Erfreulicherweise lehnte der Bundesfinanzhof diese restriktive Auffassung der Finanzverwaltung mit Urteil vom 08. März 2016 unter dem Aktenzeichen IX R 38/14 ab. Klare Aussage der obersten Finanzrichter der Republik: Ein Disagio ist nur dann nicht sofort als Werbungskosten abziehbar, wenn es sich nicht im Rahmen des am aktuellen Kreditmarkt Üblichen hält. Wann dies der Fall ist, ist eine Frage der tatrichterlichen Würdigung. Wird eine Disagiovereinbarung mit einer Geschäftsbank wie unter fremden Dritten geschlossen, indiziert dies die Marktüblichkeit.
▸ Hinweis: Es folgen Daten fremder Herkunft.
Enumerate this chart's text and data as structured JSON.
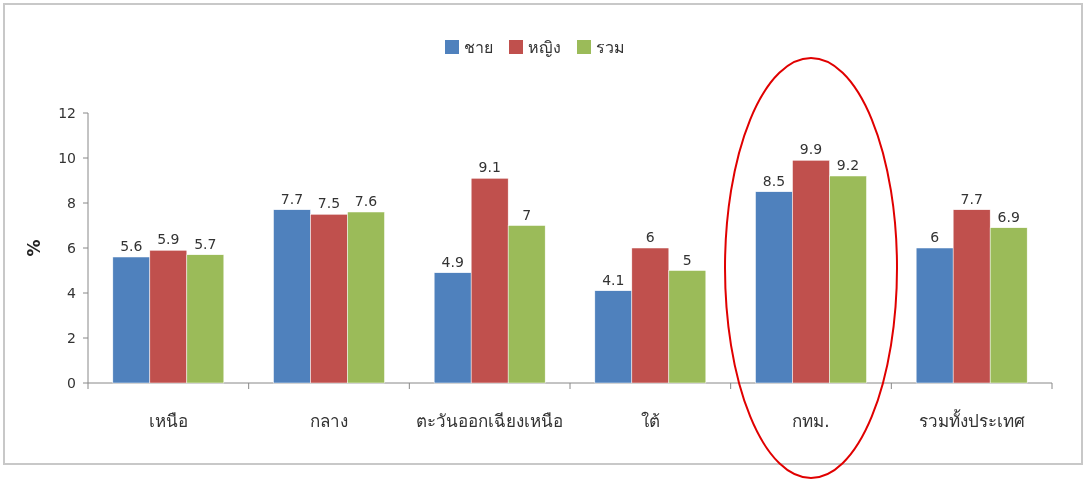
{
  "chart_data": {
    "type": "bar",
    "ylabel": "%",
    "categories": [
      "เหนือ",
      "กลาง",
      "ตะวันออกเฉียงเหนือ",
      "ใต้",
      "กทม.",
      "รวมทั้งประเทศ"
    ],
    "series": [
      {
        "name": "ชาย",
        "color": "#4f81bd",
        "values": [
          5.6,
          7.7,
          4.9,
          4.1,
          8.5,
          6
        ]
      },
      {
        "name": "หญิง",
        "color": "#c0504d",
        "values": [
          5.9,
          7.5,
          9.1,
          6,
          9.9,
          7.7
        ]
      },
      {
        "name": "รวม",
        "color": "#9bbb59",
        "values": [
          5.7,
          7.6,
          7,
          5,
          9.2,
          6.9
        ]
      }
    ],
    "ylim": [
      0,
      12
    ],
    "yticks": [
      0,
      2,
      4,
      6,
      8,
      10,
      12
    ],
    "grid": false,
    "legend": "top",
    "data_labels": true
  }
}
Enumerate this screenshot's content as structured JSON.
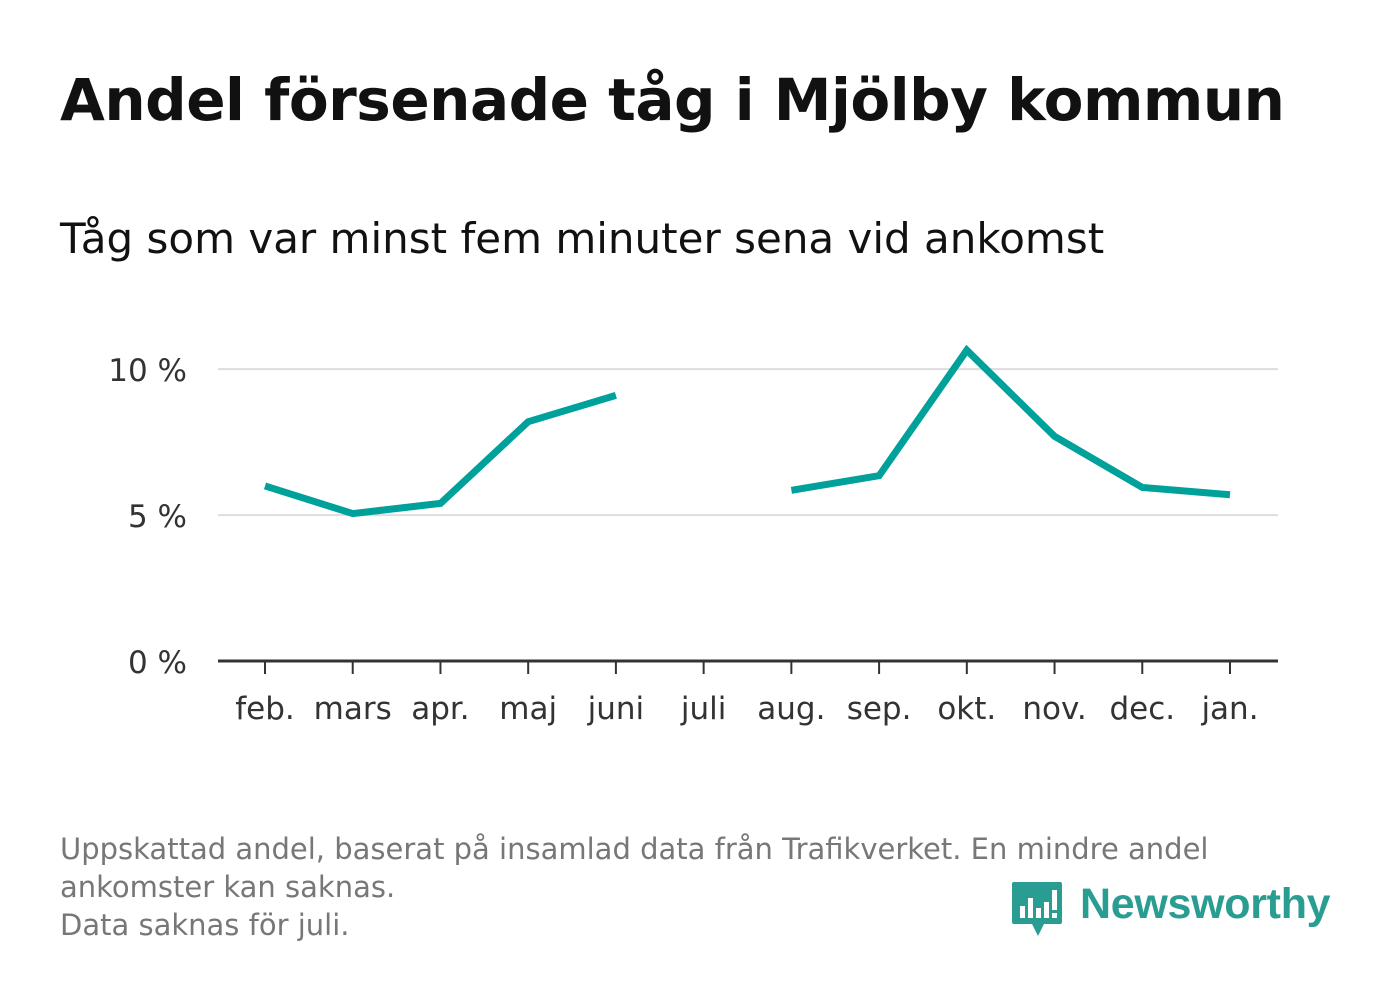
{
  "title": "Andel försenade tåg i Mjölby kommun",
  "subtitle": "Tåg som var minst fem minuter sena vid ankomst",
  "footnote": {
    "line1": "Uppskattad andel, baserat på insamlad data från Trafikverket. En mindre andel",
    "line2": "ankomster kan saknas.",
    "line3": "Data saknas för juli."
  },
  "logo": {
    "text": "Newsworthy",
    "icon": "bar-chart-speech-bubble-icon",
    "color": "#2a9d93"
  },
  "chart_data": {
    "type": "line",
    "categories": [
      "feb.",
      "mars",
      "apr.",
      "maj",
      "juni",
      "juli",
      "aug.",
      "sep.",
      "okt.",
      "nov.",
      "dec.",
      "jan."
    ],
    "series": [
      {
        "values": [
          6.0,
          5.05,
          5.4,
          8.2,
          9.1,
          null,
          5.85,
          6.35,
          10.65,
          7.7,
          5.95,
          5.7
        ],
        "color": "#00a19a"
      }
    ],
    "yticks": [
      {
        "value": 0,
        "label": "0 %"
      },
      {
        "value": 5,
        "label": "5 %"
      },
      {
        "value": 10,
        "label": "10 %"
      }
    ],
    "ylim": [
      0,
      11
    ],
    "grid": true,
    "legend": "none"
  }
}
Vereinfacht ausgedrückt: Nur weil die Finanzverwaltung irgendwann mal die Marktüblichkeit von Disagio oder Damnum definiert hat, bedeutet dies noch lange nicht, dass alles andere Unüblich ist. Insoweit bestimmt immer noch der Markt, was denn marktüblich ist.
Dabei sind nicht nur die aktuellen Verhältnisse am Kreditmarkt zu berücksichtigen, sondern auch die Finanzierung des konkreten Objektes. Merkmale für eine ungewöhnliche Gestaltung waren vorliegend jedoch nicht zu erkennen, da die Zins- und Disagiovereinbarung mit der Geschäftsbank wie unter fremden Dritten geschlossen wurde.
Exkurs: | Umstände, die dafür sprechen könnten, dass eine ungewöhnliche Gestaltung – und damit auch keine Marktüblichkeit mehr – gegeben ist, sind beispielsweise die fehlende Kreditwürdigkeit des Darlehensnehmers, besondere persönliche Beziehung der Beteiligten zueinander oder eine atypische Vertragsgestaltung. |
Weil das erstinstanzliche Finanzgericht im Streitfall keine hinreichende Feststellung zur Marktüblichkeit der streitbefangenen Disagiovereinbarung getroffen hat, wird es dies im zweiten Rechtsgang nachzuholen haben. Insoweit bleibt festzuhalten, dass sich im konkreten Urteilsfall auch nur etwas ändern kann, sofern ungewöhnliche Gestaltungen festgestellt werden. Wird dies nicht der Fall sein, kann auch eine solche Darlehensgestaltung durchaus als gewöhnlich betrachtet werden.